Unsere Kinder haben schon sehr früh gelernt keine Freunde nach Hause zu bringen, weil ihr Vater am Abend immer wütend ist. Am Morgen, bevor er zur Arbeit geht mag er sogar in guter Laune sein, aber schon nach ein paar Bier am Abend verändert er sich vollkommen. Er versteht auch nicht warum ihn alle vermeiden. Seine ganze Persönlichkeit hat sich verändert über die Jahre. Nun ist das Leben mit ihm nahezu unerträglich.

Antwort: Bei schweren Langzeittrinkern entwickelt sich ein Gehirnschaden der dafür verantwortlich ist, dass sich die Persönlichkeit verändert, hin zum Schlechten. Diese Veränderungen schließen eine niedrige Frustrationsschwelle (hohe Reizbarkeit), Intoleranz, Vergesslichkeit und Konfusion, Wutausbrüche, Gewalt und Gedächtnisverlust ein bereits mit ein paar Gläsern Bier.

Schwere Langzeittrinker verlieren ihre Toleranz für Alkohol. Die psychologischen Veränderungen des Trinkens von Alkohol sind dann das Gegenteil von dem, was früher ein oder zwei Glas Bier mit Genuss bewirkt haben.
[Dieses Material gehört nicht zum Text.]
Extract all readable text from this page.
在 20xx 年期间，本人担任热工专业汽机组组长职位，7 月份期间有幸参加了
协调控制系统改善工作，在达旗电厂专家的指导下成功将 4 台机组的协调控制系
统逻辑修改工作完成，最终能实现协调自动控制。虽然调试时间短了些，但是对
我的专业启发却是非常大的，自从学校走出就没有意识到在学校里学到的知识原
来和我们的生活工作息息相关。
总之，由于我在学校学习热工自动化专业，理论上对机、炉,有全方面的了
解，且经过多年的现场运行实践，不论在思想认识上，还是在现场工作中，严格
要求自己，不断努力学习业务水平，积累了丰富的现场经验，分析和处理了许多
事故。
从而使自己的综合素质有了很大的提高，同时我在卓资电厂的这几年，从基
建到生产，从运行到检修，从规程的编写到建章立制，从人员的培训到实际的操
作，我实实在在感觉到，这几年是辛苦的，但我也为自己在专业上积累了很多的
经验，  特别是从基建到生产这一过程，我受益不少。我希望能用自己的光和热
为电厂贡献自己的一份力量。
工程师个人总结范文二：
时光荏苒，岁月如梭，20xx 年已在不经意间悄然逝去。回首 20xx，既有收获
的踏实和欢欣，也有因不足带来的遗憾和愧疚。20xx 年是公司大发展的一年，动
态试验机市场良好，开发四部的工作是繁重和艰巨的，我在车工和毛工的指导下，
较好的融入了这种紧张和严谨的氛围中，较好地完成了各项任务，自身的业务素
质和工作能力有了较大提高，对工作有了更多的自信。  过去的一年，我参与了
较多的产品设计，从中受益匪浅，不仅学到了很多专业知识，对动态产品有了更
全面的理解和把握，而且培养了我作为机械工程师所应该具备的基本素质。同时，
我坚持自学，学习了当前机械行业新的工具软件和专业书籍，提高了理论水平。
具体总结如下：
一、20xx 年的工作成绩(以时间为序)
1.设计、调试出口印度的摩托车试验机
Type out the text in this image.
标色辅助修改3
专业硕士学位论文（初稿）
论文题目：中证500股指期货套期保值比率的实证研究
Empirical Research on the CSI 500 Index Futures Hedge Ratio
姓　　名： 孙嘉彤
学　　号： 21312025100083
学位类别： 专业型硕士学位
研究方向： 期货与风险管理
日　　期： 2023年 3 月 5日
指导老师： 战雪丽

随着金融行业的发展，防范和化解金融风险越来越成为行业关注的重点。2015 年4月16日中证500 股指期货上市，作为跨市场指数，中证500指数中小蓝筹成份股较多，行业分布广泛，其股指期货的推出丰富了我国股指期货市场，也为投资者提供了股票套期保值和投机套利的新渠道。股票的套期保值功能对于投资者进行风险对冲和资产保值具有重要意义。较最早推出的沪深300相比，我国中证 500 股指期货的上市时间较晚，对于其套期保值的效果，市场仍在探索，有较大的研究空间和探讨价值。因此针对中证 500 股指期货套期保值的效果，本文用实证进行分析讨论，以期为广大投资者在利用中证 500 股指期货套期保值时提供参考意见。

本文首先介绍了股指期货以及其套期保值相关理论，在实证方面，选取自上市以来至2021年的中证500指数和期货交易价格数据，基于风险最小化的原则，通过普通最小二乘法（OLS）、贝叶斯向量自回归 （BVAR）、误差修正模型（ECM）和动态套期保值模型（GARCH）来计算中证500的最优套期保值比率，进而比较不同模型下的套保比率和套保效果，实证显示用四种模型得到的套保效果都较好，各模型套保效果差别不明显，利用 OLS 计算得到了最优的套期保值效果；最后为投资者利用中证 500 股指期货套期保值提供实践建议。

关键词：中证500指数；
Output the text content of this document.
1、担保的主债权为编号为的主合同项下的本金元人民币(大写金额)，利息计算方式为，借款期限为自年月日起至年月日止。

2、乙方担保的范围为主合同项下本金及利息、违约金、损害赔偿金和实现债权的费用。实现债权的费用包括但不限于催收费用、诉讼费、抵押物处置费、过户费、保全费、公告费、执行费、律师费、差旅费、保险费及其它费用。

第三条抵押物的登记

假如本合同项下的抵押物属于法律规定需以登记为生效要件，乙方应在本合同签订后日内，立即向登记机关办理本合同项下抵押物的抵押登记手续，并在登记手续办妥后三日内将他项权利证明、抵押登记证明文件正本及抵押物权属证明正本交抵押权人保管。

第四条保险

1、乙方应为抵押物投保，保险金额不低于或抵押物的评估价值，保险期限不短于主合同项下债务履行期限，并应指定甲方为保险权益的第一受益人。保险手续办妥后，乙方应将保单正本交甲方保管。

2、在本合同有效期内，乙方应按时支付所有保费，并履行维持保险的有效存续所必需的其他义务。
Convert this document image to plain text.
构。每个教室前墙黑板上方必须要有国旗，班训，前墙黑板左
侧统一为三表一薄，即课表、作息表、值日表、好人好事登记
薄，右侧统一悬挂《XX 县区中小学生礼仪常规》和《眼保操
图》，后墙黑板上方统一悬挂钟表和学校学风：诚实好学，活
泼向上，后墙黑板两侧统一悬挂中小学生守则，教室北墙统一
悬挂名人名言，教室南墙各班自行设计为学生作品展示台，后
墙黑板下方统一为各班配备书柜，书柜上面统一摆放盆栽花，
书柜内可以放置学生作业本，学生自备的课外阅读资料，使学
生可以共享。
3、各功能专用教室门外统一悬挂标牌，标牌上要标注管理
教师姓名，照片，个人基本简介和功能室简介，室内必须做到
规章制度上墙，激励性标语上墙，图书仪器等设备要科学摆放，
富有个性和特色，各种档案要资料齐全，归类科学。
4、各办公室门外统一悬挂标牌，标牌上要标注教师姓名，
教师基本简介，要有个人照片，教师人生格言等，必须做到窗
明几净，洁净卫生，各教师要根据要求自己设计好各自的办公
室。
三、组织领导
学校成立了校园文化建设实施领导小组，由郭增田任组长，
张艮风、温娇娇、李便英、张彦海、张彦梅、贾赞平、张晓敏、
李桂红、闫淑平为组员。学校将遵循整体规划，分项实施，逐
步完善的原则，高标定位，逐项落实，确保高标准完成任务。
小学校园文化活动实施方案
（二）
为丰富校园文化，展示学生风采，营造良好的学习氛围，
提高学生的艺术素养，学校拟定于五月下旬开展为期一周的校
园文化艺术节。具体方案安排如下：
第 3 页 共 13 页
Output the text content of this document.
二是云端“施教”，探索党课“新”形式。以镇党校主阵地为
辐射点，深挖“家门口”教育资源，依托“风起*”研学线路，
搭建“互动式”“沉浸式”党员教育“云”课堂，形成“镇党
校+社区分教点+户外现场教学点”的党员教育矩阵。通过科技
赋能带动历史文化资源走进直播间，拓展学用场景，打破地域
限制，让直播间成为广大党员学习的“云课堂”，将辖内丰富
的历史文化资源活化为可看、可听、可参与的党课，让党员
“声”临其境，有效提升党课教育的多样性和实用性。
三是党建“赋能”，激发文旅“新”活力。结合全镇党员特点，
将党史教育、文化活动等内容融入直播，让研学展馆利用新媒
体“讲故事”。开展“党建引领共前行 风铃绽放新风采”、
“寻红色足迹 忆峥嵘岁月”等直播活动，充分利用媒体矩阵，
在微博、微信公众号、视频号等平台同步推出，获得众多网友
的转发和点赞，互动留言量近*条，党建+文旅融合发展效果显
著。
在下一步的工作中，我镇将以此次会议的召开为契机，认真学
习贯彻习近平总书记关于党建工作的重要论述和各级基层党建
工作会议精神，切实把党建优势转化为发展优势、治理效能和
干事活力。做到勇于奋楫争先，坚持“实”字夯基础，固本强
Diese Menschen können immer noch bei der Arbeit funktionieren und auch in ihrer familiären Umgebung wenn sie nicht vor oder während der Arbeit trinken. In dem Moment wo sie ein Glas Alkohol getrunken haben, macht sich der Gehirnschaden bemerkbar. Chronische Trinker – wie Ihr Mann – werden bei Intelligenztests als sehr niedrig eingestuft, weil viele ihrer Gehirnzellen bereits tot sind.

Des weiteren hat es sich herausgestellt, dass Langzeittrinker, d.h. 6 oder 12 Dosen Bier (a 0,33l), zu einem mentalen Abgang führen kann (und meist wird) das auch der Alzheimer Krankheit ähnlich ist.

In der Tat erscheinen die vielzähligen Symptome, die Sie in Ihrem Brief schreiben, nahezu identisch sind mit der Alzheimer Krankheit.

Trotzdem gibt es gute Nachrichten: Die meisten organischen Gehirnschäden werden verschwinden, wenn der Alkoholiker über eine lange Zeit abstinent lebt.

Es erscheint unausweichlich, dass Sie eine strukturierte Familienintervention veranlassen, damit Ihr Mann in eine Behandlung kommt. Sie und Ihre Kinder sollten sich ebenfalls therapeutisch behandeln lassen.